Actually, it would be cool if I were a former spy like Liam Neeson in Taken, but the skills I’m talking about won’t help me take out violent criminals single-handedly. Instead, they’ve helped me survive layoffs and do well in six industries and disciplines. In about 17 years, I’ve worked in retail management, finance, pricing, marketing, and product management. I’ve also written my first book in a murder mystery series.
Lots of younger professionals (20’s – 30’s) ask me how I transitioned through multiple career paths. Those that ask me usually seek a career that is more fulfilling. Therefore, I thought I’d share a few things I learned. If you find yourself in this situation, I hope you find this useful.

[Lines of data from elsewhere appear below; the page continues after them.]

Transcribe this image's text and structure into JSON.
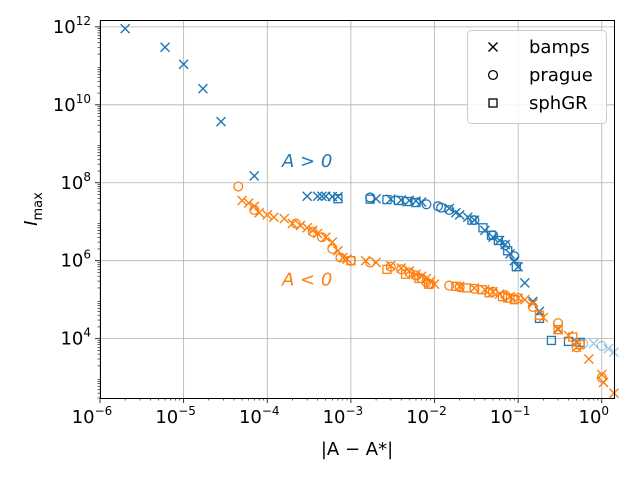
{
  "chart_data": {
    "type": "scatter",
    "xscale": "log",
    "yscale": "log",
    "xlim": [
      1e-06,
      1.4
    ],
    "ylim": [
      300,
      1500000000000.0
    ],
    "xlabel": "|A − A*|",
    "ylabel": "I_max",
    "grid": true,
    "legend_position": "top-right",
    "x_ticks": [
      {
        "value": 1e-06,
        "base": "10",
        "exp": "−6"
      },
      {
        "value": 1e-05,
        "base": "10",
        "exp": "−5"
      },
      {
        "value": 0.0001,
        "base": "10",
        "exp": "−4"
      },
      {
        "value": 0.001,
        "base": "10",
        "exp": "−3"
      },
      {
        "value": 0.01,
        "base": "10",
        "exp": "−2"
      },
      {
        "value": 0.1,
        "base": "10",
        "exp": "−1"
      },
      {
        "value": 1,
        "base": "10",
        "exp": "0"
      }
    ],
    "y_ticks": [
      {
        "value": 10000.0,
        "base": "10",
        "exp": "4"
      },
      {
        "value": 1000000.0,
        "base": "10",
        "exp": "6"
      },
      {
        "value": 100000000.0,
        "base": "10",
        "exp": "8"
      },
      {
        "value": 10000000000.0,
        "base": "10",
        "exp": "10"
      },
      {
        "value": 1000000000000.0,
        "base": "10",
        "exp": "12"
      }
    ],
    "legend": [
      {
        "marker": "x",
        "label": "bamps"
      },
      {
        "marker": "o",
        "label": "prague"
      },
      {
        "marker": "s",
        "label": "sphGR"
      }
    ],
    "annotations": [
      {
        "text": "A > 0",
        "series": "A>0",
        "x": 0.00015,
        "y": 250000000.0
      },
      {
        "text": "A < 0",
        "series": "A<0",
        "x": 0.00015,
        "y": 230000.0
      }
    ],
    "colors": {
      "A>0": "#1f77b4",
      "A<0": "#ff7f0e",
      "faded_alpha": 0.4
    },
    "series": [
      {
        "name": "A>0",
        "code": "bamps",
        "marker": "x",
        "color": "#1f77b4",
        "points": [
          [
            2e-06,
            900000000000.0
          ],
          [
            6e-06,
            300000000000.0
          ],
          [
            1e-05,
            110000000000.0
          ],
          [
            1.7e-05,
            26000000000.0
          ],
          [
            2.8e-05,
            3700000000.0
          ],
          [
            7e-05,
            150000000.0
          ],
          [
            0.0003,
            45000000.0
          ],
          [
            0.0004,
            45000000.0
          ],
          [
            0.00045,
            45000000.0
          ],
          [
            0.0005,
            45000000.0
          ],
          [
            0.0006,
            44000000.0
          ],
          [
            0.0007,
            44000000.0
          ],
          [
            0.002,
            39000000.0
          ],
          [
            0.003,
            38000000.0
          ],
          [
            0.004,
            36000000.0
          ],
          [
            0.005,
            35000000.0
          ],
          [
            0.006,
            34000000.0
          ],
          [
            0.007,
            32000000.0
          ],
          [
            0.015,
            22000000.0
          ],
          [
            0.018,
            17000000.0
          ],
          [
            0.02,
            15000000.0
          ],
          [
            0.025,
            13000000.0
          ],
          [
            0.03,
            11000000.0
          ],
          [
            0.04,
            6000000.0
          ],
          [
            0.05,
            4000000.0
          ],
          [
            0.06,
            3300000.0
          ],
          [
            0.07,
            2600000.0
          ],
          [
            0.08,
            1500000.0
          ],
          [
            0.09,
            1000000.0
          ],
          [
            0.1,
            700000.0
          ],
          [
            0.12,
            270000.0
          ],
          [
            0.15,
            90000.0
          ],
          [
            0.18,
            50000.0
          ],
          [
            0.3,
            18000.0
          ],
          [
            0.5,
            8000.0
          ]
        ]
      },
      {
        "name": "A>0",
        "code": "prague",
        "marker": "o",
        "color": "#1f77b4",
        "points": [
          [
            0.0017,
            42000000.0
          ],
          [
            0.008,
            28000000.0
          ],
          [
            0.011,
            25000000.0
          ],
          [
            0.012,
            23000000.0
          ],
          [
            0.015,
            20000000.0
          ],
          [
            0.03,
            11000000.0
          ],
          [
            0.05,
            4500000.0
          ],
          [
            0.07,
            2500000.0
          ],
          [
            0.09,
            1300000.0
          ]
        ]
      },
      {
        "name": "A>0",
        "code": "sphGR",
        "marker": "s",
        "color": "#1f77b4",
        "points": [
          [
            0.0007,
            39000000.0
          ],
          [
            0.0017,
            38000000.0
          ],
          [
            0.0027,
            37000000.0
          ],
          [
            0.0037,
            35000000.0
          ],
          [
            0.0047,
            33000000.0
          ],
          [
            0.006,
            31000000.0
          ],
          [
            0.028,
            11000000.0
          ],
          [
            0.038,
            7000000.0
          ],
          [
            0.048,
            4500000.0
          ],
          [
            0.058,
            3300000.0
          ],
          [
            0.075,
            1800000.0
          ],
          [
            0.095,
            700000.0
          ],
          [
            0.18,
            33000.0
          ],
          [
            0.25,
            9000.0
          ],
          [
            0.4,
            8500.0
          ],
          [
            0.55,
            8000.0
          ]
        ]
      },
      {
        "name": "A>0 faded",
        "code": "bamps",
        "marker": "x",
        "color": "#1f77b4",
        "alpha": 0.4,
        "points": [
          [
            0.8,
            7500.0
          ],
          [
            1.2,
            5500.0
          ],
          [
            1.4,
            4500.0
          ]
        ]
      },
      {
        "name": "A>0 faded",
        "code": "prague",
        "marker": "o",
        "color": "#1f77b4",
        "alpha": 0.4,
        "points": [
          [
            0.6,
            7500.0
          ],
          [
            1.0,
            6500.0
          ]
        ]
      },
      {
        "name": "A<0",
        "code": "bamps",
        "marker": "x",
        "color": "#ff7f0e",
        "points": [
          [
            5e-05,
            35000000.0
          ],
          [
            6e-05,
            30000000.0
          ],
          [
            7e-05,
            25000000.0
          ],
          [
            8e-05,
            17000000.0
          ],
          [
            0.0001,
            15000000.0
          ],
          [
            0.00012,
            13000000.0
          ],
          [
            0.00016,
            12000000.0
          ],
          [
            0.0002,
            9000000.0
          ],
          [
            0.00025,
            8000000.0
          ],
          [
            0.0003,
            7000000.0
          ],
          [
            0.00035,
            6000000.0
          ],
          [
            0.0004,
            5000000.0
          ],
          [
            0.0005,
            4000000.0
          ],
          [
            0.0006,
            3000000.0
          ],
          [
            0.0007,
            1800000.0
          ],
          [
            0.0008,
            1200000.0
          ],
          [
            0.0009,
            1100000.0
          ],
          [
            0.0015,
            1000000.0
          ],
          [
            0.002,
            900000.0
          ],
          [
            0.003,
            750000.0
          ],
          [
            0.004,
            650000.0
          ],
          [
            0.005,
            550000.0
          ],
          [
            0.006,
            450000.0
          ],
          [
            0.007,
            400000.0
          ],
          [
            0.008,
            350000.0
          ],
          [
            0.009,
            300000.0
          ],
          [
            0.01,
            250000.0
          ],
          [
            0.02,
            220000.0
          ],
          [
            0.03,
            200000.0
          ],
          [
            0.04,
            180000.0
          ],
          [
            0.05,
            160000.0
          ],
          [
            0.06,
            140000.0
          ],
          [
            0.08,
            120000.0
          ],
          [
            0.1,
            110000.0
          ],
          [
            0.12,
            100000.0
          ],
          [
            0.15,
            80000.0
          ],
          [
            0.2,
            35000.0
          ],
          [
            0.3,
            17000.0
          ],
          [
            0.4,
            12000.0
          ],
          [
            0.5,
            6000.0
          ],
          [
            0.7,
            3000.0
          ],
          [
            1.0,
            1200.0
          ],
          [
            1.05,
            750
          ],
          [
            1.4,
            400
          ]
        ]
      },
      {
        "name": "A<0",
        "code": "prague",
        "marker": "o",
        "color": "#ff7f0e",
        "points": [
          [
            4.5e-05,
            80000000.0
          ],
          [
            7e-05,
            20000000.0
          ],
          [
            0.00022,
            9000000.0
          ],
          [
            0.00035,
            5500000.0
          ],
          [
            0.00045,
            4000000.0
          ],
          [
            0.0006,
            2000000.0
          ],
          [
            0.00075,
            1200000.0
          ],
          [
            0.001,
            1000000.0
          ],
          [
            0.0017,
            900000.0
          ],
          [
            0.003,
            700000.0
          ],
          [
            0.004,
            600000.0
          ],
          [
            0.005,
            500000.0
          ],
          [
            0.006,
            420000.0
          ],
          [
            0.007,
            350000.0
          ],
          [
            0.008,
            280000.0
          ],
          [
            0.009,
            250000.0
          ],
          [
            0.015,
            230000.0
          ],
          [
            0.02,
            210000.0
          ],
          [
            0.03,
            190000.0
          ],
          [
            0.05,
            160000.0
          ],
          [
            0.07,
            130000.0
          ],
          [
            0.1,
            110000.0
          ],
          [
            0.15,
            65000.0
          ],
          [
            0.3,
            25000.0
          ],
          [
            0.5,
            6000.0
          ],
          [
            1.0,
            1000.0
          ]
        ]
      },
      {
        "name": "A<0",
        "code": "sphGR",
        "marker": "s",
        "color": "#ff7f0e",
        "points": [
          [
            0.001,
            1000000.0
          ],
          [
            0.0027,
            600000.0
          ],
          [
            0.0045,
            450000.0
          ],
          [
            0.0065,
            350000.0
          ],
          [
            0.0085,
            250000.0
          ],
          [
            0.018,
            220000.0
          ],
          [
            0.024,
            200000.0
          ],
          [
            0.037,
            180000.0
          ],
          [
            0.045,
            150000.0
          ],
          [
            0.065,
            120000.0
          ],
          [
            0.075,
            110000.0
          ],
          [
            0.09,
            100000.0
          ],
          [
            0.18,
            40000.0
          ],
          [
            0.3,
            17000.0
          ],
          [
            0.45,
            11000.0
          ],
          [
            0.55,
            7000.0
          ]
        ]
      }
    ]
  }
}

Figure out exactly what you want to do
Hopefully, you’ll already know this, so I won’t spend a lot of time on it. We only live so long, so you don’t have time to taste-test a thousand options. Research your targeted choice and interview folks already in it. Make sure you really want to try it. You don’t want to waste years getting into something only to end up hating it.
Understand and build your transferable skills
I jumped from retail banking to financial management to marketing. Although the roles are different, all require strong analytical capability. I cultivated that skill and positioned it as an asset for each role.
Let’s say you sell used cars but want to work in product management one day. Start by determining the basic skills required for success in each role. Suppose one is understanding and meeting customer needs. Another one may be influencing buying behavior. If you build on those skills and can demonstrate them, you’ll make a huge leap in including yourself among the candidates in your targeted career.
Remember that skills can be learned. Although I majored in marketing, I ended up working in finance because I couldn’t get a marketing job when I graduated. I had to learn how to be analytical and look at the big picture because I sure didn’t do much of that in the beginning of my career.
This is obvious but is even more critical when you’re switching careers. You’ll be an unproven commodity in your new field. Building connections is key to convincing someone to give you a shot. Also consider joining Toastmasters to brush up on your public speaking; the ability to network and present and convey ideas will open doors everywhere.
Offer yourself on a trial period
Some people apply for jobs outside of their field, don’t establish relationships, but expect to command top dollar without working their way up. That’s ridiculous. Instead, find someone in your new field and offer to assist them with a project—for free. Or join a cross-functional project team at work to gain exposure. If people don’t have to pay you, they’re more likely to bring you in, show you the ropes, and give you valuable insight. I’ve landed a couple of jobs this way.
Understand it will take time
Everybody wants everything now. Life doesn’t work like that for most of us. Things take time, even for things where we feel we’re a natural fit.
I love writing—and yet, it still took me about nine years to write and publish my first book. It also cost a lot (i.e., attending writer’s conferences, paying copy editors, paying for promotional tactics, etc.)
Hopefully, it won’t take you as long to start your new career as it did for me to write my novel. Just understand that this effort usually isn’t overnight. Your career path might resemble a line dance; you’ll have to take a step forward, one step back, and two to the side before moving forward again.
But as long as each step puts you closer to your goal, you’ll keep acquiring those valuable sets of skills that will place you where you want to be.